I was in my room one night when there was a loud, intimidating knock on the door. I opened the door and it was Mr. Stewart.
“Hey, asshole, I heard you want to talk to me,” he growled.
“I want to be a fighter,” I said.
“So do the rest of the guys. But they don’t have the balls to work to be a fighter,” he said. “Maybe if you straighten up your act and stop being such an asshole and show some respect around here, I’ll work with you.”
So I really started to apply myself. I think I’m the stupidest guy in the world when it comes to scholastics, but I got my honor-roll star and I said “Yes, sir” and “No, ma’am” to everyone, just being a model citizen so I could go over to fight with Stewart. It took me a month, but I finally earned enough credits to go. All the other kids came to watch to see if I could kick his ass. I was supremely confident that I was going to demolish him and that everyone would suck up to me.
I immediately started flailing and throwing a bunch of punches and he covered up. I’m punching him and slugging him and then suddenly he slips by me and goes boom and hits me right in the stomach.
“Boosh. Uggghhh, uggghhh.” I threw up everything I had eaten for the last two years.
What the fuck was that?
I was thinking. I didn’t know anything about boxing then. Now I know that if you get hit in the stomach, you’re just going to lose your breath for a couple of seconds, but it comes back. I didn’t know that then. I really thought that I wouldn’t be able to ever breathe again and I’d die. I was trying desperately to breathe but all I could do was throw up. It was just horrible shit.
“Get up, walk it off,” he barked.
After everyone left, I approached him real humble. “Excuse me, sir, can you teach me how to do that?” I asked. I’m thinking that when I go back to Brownsville and hit a motherfucker in the stomach like that, he’s going to go down and I’m going to go in his pockets. That’s where my mind was at back then. He must have seen something in me that he liked, because after our second session he said to me, “Would you like to do this for real?” So we started training regularly. And after our workouts, I’d go back to my room and shadowbox all night long. I started to get a lot better. I didn’t know it at the time, but during one of our sparring sessions I hit Bobby with a jab and broke his nose and almost knocked him down. He had the next week off, so he just let it heal at home.
After a few months of workouts, I called my mother and put Bobby on the phone with her. “Tell her, tell her,” I said.

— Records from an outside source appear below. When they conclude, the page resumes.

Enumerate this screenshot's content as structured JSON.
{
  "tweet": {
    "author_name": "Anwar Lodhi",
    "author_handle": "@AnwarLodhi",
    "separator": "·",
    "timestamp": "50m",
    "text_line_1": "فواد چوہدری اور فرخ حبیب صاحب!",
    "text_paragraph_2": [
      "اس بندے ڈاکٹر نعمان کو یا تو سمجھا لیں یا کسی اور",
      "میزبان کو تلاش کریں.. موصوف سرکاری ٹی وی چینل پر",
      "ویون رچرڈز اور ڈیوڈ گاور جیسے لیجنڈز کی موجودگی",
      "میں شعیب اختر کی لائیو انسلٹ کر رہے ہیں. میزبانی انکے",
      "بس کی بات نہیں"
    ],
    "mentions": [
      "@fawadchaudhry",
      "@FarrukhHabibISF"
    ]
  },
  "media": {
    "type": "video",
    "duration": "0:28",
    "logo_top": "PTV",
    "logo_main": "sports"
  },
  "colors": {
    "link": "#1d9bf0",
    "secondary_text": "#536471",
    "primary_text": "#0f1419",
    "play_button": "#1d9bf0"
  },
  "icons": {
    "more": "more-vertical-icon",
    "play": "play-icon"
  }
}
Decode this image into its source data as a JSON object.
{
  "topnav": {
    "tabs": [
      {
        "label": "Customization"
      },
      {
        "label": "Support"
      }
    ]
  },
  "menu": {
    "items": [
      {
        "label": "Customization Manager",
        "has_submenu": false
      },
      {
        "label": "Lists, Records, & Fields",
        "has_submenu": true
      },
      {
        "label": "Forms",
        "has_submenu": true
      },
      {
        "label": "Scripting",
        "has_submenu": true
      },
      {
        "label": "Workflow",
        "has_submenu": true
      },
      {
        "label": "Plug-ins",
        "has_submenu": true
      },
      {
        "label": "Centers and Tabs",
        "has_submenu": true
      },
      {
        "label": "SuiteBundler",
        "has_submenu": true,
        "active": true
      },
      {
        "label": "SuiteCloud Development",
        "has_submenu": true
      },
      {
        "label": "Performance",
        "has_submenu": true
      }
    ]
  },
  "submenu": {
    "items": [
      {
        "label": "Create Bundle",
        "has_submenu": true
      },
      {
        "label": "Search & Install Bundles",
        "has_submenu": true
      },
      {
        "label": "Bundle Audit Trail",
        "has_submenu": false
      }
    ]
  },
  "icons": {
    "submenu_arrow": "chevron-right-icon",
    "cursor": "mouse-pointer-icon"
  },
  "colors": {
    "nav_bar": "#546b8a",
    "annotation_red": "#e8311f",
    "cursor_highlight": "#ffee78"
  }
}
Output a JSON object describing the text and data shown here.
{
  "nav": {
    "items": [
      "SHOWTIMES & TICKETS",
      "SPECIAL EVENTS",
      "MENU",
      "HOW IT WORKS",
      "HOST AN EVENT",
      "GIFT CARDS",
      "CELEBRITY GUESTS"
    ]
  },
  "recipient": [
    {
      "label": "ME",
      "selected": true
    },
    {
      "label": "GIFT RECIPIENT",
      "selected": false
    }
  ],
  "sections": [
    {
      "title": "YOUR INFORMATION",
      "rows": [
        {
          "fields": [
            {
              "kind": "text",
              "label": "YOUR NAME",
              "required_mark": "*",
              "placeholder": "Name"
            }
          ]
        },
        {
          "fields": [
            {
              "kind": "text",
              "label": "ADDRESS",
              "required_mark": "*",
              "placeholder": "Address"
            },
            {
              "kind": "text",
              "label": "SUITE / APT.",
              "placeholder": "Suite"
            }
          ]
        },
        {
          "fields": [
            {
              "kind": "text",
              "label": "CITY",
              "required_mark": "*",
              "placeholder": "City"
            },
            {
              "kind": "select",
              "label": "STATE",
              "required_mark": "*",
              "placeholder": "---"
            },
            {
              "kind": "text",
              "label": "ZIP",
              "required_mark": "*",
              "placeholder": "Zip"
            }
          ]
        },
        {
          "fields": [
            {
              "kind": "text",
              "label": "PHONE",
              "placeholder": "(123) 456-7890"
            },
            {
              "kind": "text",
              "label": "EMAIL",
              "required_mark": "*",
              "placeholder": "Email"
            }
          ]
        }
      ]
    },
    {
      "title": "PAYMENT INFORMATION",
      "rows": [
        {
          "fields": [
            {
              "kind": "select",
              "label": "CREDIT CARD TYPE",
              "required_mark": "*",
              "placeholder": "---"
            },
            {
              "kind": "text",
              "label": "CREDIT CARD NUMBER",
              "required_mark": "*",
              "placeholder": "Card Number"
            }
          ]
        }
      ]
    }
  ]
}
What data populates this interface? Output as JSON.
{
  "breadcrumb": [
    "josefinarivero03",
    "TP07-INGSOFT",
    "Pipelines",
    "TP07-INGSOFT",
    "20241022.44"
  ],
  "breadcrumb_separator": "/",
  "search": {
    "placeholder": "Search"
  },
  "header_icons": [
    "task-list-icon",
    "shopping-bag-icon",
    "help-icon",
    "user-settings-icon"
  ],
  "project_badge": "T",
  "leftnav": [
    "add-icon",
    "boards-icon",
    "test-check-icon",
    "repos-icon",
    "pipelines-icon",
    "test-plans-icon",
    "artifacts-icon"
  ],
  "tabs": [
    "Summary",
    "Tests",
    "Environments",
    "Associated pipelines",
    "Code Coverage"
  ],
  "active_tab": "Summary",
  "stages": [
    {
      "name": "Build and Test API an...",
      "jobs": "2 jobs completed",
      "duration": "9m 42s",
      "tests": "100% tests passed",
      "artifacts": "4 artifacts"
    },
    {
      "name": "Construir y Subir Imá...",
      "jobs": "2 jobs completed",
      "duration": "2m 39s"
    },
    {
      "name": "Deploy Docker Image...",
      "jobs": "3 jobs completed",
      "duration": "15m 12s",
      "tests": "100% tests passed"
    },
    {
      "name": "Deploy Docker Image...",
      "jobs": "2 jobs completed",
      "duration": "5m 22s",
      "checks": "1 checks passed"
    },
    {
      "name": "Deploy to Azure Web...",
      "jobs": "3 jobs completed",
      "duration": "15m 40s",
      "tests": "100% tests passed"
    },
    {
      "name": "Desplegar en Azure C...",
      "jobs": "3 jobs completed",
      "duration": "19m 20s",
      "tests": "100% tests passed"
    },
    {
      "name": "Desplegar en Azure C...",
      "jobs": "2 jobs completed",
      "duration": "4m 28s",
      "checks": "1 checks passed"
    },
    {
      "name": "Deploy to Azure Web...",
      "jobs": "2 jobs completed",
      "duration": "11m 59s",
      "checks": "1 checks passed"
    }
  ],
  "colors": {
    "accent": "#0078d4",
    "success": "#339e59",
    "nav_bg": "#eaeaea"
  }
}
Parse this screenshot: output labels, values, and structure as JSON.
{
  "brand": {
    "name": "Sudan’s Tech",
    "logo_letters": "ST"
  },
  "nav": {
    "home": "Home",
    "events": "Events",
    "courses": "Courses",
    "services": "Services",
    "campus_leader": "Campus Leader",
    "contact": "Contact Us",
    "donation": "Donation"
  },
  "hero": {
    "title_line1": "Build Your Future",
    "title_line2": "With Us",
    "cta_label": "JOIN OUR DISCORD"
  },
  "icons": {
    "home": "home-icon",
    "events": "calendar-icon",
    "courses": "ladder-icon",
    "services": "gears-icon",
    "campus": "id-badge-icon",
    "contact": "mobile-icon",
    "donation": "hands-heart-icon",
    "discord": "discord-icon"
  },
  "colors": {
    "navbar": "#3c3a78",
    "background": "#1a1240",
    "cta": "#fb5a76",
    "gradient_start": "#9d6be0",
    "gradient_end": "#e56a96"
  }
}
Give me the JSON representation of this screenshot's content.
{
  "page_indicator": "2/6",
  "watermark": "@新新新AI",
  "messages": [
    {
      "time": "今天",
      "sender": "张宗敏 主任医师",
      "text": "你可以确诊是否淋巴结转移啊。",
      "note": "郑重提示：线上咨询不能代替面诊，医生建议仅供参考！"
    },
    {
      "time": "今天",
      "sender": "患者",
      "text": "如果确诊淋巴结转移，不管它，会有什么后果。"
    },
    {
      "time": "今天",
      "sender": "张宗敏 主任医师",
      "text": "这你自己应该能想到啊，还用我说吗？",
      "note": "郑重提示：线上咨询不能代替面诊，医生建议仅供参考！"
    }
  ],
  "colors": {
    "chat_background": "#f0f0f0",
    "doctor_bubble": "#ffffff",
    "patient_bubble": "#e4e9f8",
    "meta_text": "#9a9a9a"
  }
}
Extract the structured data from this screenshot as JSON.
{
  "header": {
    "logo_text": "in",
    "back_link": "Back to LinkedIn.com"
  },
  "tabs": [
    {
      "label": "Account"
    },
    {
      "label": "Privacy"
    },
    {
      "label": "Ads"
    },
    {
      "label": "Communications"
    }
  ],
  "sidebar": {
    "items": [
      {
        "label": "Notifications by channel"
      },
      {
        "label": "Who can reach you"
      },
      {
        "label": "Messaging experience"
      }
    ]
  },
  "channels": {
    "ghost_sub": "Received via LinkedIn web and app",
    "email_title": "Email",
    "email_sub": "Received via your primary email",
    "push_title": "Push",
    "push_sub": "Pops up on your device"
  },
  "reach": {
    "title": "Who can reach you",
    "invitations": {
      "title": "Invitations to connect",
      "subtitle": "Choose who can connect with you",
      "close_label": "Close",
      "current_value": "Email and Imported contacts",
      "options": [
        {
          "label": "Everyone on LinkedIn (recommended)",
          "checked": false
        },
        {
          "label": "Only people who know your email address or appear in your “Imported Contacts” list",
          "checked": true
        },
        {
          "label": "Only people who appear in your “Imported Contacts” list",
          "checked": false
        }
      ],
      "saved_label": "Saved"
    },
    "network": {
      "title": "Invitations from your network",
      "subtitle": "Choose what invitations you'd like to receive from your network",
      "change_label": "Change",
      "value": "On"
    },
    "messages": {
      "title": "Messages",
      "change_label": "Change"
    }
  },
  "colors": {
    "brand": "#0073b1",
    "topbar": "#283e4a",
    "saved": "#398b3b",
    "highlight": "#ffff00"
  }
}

I wanted him to tell her how good I was doing. I just wanted her to know I could do something. I figured she might believe me if a white person was telling her it. But she just told him that she had trouble believing that I had changed. She just thought I was incorrigible.
Shortly after that Bobby came to me with an idea. “I want to bring you to see this legendary boxing trainer Cus D’Amato. He can take you to the next level.”
“What the heck is going on here?” I asked. I didn’t trust anybody but Bobby Stewart at that particular time. Now he was going to transfer me over to another person?
“Just trust this man,” he told me.
So one weekend in March of 1980, Bobby and I drove to Catskill, New York. Cus’s gym was a converted meeting hall that was above the town police station. There were no windows so they had some old-fashioned lamps to provide light. I noticed there were posters on the walls and clippings of some of the local boys who were doing well.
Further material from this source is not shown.